Abstract

A sociological view of the barriers experienced by women from traditional cultures, both in their native countries and as immigrants and minorities in multicultural western societies, in preventive health care generally and in breast screening specifically, is essential not only to understand patterns of late-stage diagnosis, but also to design successful interventions and programs. Breast cancer is a unique disease, as its name ties together a multisymbolic organ of the female anatomy and a potentially fatal affliction, the treatment of which commonly is a body-mutilating procedure (mastectomy). Because of its special nature, breast cancer is shrouded in fears, myths, and connotations reaching far beyond the objective clinical understanding of the disease.
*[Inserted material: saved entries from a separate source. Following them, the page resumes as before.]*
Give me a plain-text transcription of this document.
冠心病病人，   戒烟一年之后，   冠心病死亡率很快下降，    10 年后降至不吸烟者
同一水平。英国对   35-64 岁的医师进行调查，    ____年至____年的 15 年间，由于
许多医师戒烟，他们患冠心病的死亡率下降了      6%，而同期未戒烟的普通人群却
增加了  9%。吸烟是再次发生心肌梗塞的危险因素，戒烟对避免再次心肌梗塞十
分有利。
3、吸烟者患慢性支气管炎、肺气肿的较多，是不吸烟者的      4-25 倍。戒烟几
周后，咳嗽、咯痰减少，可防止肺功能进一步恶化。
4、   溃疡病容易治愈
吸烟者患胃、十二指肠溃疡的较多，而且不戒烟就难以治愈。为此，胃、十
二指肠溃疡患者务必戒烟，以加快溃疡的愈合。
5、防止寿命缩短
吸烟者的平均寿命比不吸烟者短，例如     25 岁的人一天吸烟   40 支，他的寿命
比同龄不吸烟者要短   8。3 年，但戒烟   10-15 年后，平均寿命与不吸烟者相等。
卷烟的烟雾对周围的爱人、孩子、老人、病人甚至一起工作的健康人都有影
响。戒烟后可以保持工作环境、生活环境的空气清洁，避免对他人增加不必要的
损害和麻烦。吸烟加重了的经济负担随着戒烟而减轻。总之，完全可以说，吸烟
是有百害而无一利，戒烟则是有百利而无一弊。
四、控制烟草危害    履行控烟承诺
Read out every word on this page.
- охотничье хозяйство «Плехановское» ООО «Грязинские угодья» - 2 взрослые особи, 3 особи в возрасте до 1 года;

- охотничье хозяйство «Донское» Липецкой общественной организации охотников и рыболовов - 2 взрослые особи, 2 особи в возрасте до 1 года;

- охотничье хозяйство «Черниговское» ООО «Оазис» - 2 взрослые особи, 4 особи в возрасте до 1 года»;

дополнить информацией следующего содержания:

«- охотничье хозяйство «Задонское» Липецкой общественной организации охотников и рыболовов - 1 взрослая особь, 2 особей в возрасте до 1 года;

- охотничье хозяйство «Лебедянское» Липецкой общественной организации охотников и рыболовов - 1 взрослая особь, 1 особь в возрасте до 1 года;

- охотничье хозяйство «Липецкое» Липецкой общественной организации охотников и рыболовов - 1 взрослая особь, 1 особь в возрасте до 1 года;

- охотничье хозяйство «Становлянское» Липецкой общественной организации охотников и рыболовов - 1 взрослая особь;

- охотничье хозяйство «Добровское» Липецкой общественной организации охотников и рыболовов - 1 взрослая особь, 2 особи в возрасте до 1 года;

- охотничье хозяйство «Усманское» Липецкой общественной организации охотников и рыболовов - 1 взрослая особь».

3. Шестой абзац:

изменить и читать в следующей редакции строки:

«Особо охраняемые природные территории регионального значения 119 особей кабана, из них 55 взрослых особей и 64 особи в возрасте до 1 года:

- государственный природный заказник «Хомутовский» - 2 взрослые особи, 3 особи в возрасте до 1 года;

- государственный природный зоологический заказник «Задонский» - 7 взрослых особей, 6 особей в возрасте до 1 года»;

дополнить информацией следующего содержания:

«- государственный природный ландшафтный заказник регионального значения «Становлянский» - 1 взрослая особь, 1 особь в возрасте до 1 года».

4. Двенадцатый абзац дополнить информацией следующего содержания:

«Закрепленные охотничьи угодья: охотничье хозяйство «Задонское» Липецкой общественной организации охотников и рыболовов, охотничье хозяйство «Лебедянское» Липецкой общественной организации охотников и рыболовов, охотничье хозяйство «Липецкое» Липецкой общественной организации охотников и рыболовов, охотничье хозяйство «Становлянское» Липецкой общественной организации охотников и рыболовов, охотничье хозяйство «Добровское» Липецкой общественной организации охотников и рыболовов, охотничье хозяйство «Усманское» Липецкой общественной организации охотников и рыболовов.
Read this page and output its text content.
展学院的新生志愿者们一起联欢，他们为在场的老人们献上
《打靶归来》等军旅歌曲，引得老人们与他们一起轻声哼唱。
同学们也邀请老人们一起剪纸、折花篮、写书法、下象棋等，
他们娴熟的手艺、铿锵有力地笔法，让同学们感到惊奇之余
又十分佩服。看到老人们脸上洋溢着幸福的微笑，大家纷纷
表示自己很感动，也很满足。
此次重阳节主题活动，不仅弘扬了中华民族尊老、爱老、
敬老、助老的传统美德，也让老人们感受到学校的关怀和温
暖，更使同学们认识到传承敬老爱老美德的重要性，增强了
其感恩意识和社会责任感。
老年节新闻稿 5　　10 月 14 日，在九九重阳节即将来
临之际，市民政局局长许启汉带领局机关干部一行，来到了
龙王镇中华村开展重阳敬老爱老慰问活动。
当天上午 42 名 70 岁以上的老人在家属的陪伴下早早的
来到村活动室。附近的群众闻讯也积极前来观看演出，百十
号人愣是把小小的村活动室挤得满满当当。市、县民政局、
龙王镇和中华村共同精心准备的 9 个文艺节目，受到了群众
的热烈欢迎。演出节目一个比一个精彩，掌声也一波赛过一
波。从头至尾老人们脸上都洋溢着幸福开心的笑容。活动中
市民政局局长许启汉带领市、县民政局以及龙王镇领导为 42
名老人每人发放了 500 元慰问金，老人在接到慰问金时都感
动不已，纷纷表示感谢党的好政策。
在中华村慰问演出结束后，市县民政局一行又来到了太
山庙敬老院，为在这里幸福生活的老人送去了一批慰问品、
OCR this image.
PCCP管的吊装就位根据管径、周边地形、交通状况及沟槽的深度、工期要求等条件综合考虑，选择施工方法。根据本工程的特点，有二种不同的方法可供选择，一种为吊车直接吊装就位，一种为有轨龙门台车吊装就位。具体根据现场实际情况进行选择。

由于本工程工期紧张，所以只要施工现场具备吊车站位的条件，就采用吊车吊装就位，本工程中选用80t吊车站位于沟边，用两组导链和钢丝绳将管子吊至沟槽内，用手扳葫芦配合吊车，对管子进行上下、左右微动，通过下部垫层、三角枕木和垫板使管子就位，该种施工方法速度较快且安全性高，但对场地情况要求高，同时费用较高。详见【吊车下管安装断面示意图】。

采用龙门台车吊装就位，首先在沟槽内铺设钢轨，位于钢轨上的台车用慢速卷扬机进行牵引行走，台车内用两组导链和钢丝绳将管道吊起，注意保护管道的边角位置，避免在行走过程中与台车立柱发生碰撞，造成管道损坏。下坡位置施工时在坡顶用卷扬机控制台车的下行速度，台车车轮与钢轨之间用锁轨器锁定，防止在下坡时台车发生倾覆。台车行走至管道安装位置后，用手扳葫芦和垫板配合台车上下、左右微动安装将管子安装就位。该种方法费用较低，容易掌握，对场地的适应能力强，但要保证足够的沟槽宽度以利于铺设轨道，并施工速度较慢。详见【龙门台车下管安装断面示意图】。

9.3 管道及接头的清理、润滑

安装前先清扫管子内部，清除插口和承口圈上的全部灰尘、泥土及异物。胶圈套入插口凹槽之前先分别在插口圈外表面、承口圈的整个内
Many women do not use available breast-screening services and present with advanced symptoms. To help women detect and treat breast cancer early, health care providers and policymakers should try to understand their predicaments and the factors influencing their decisions. Structural barriers include such socioeconomic factors as poor health insurance, distance to medical facilities, and inability to take time off from work, while organizational barriers include difficulty in navigating complex health care systems and interacting with medical staff. Psychological and sociocultural barriers include poor health motivation, denial of personal risk, fatalism, mistrust of cancer treatments, and the fear of becoming a burden on family members. These barriers can often preclude proactive breast screening or rapid response to symptoms, even when breast cancer awareness is rather high. Moreover, in many traditional societies, especially Muslim ones, women's decisions and actions are controlled by men, and men may be unaware of or disapprove of breast screening. This article discusses several approaches to lowering the described barriers, including specially tailoring educational programs that dispel cancer myths, involving men in breast cancer detection efforts, implementing cultural competence training for mainstream health care providers, and recruiting minority health care professionals to enable better outreach to their coethnics.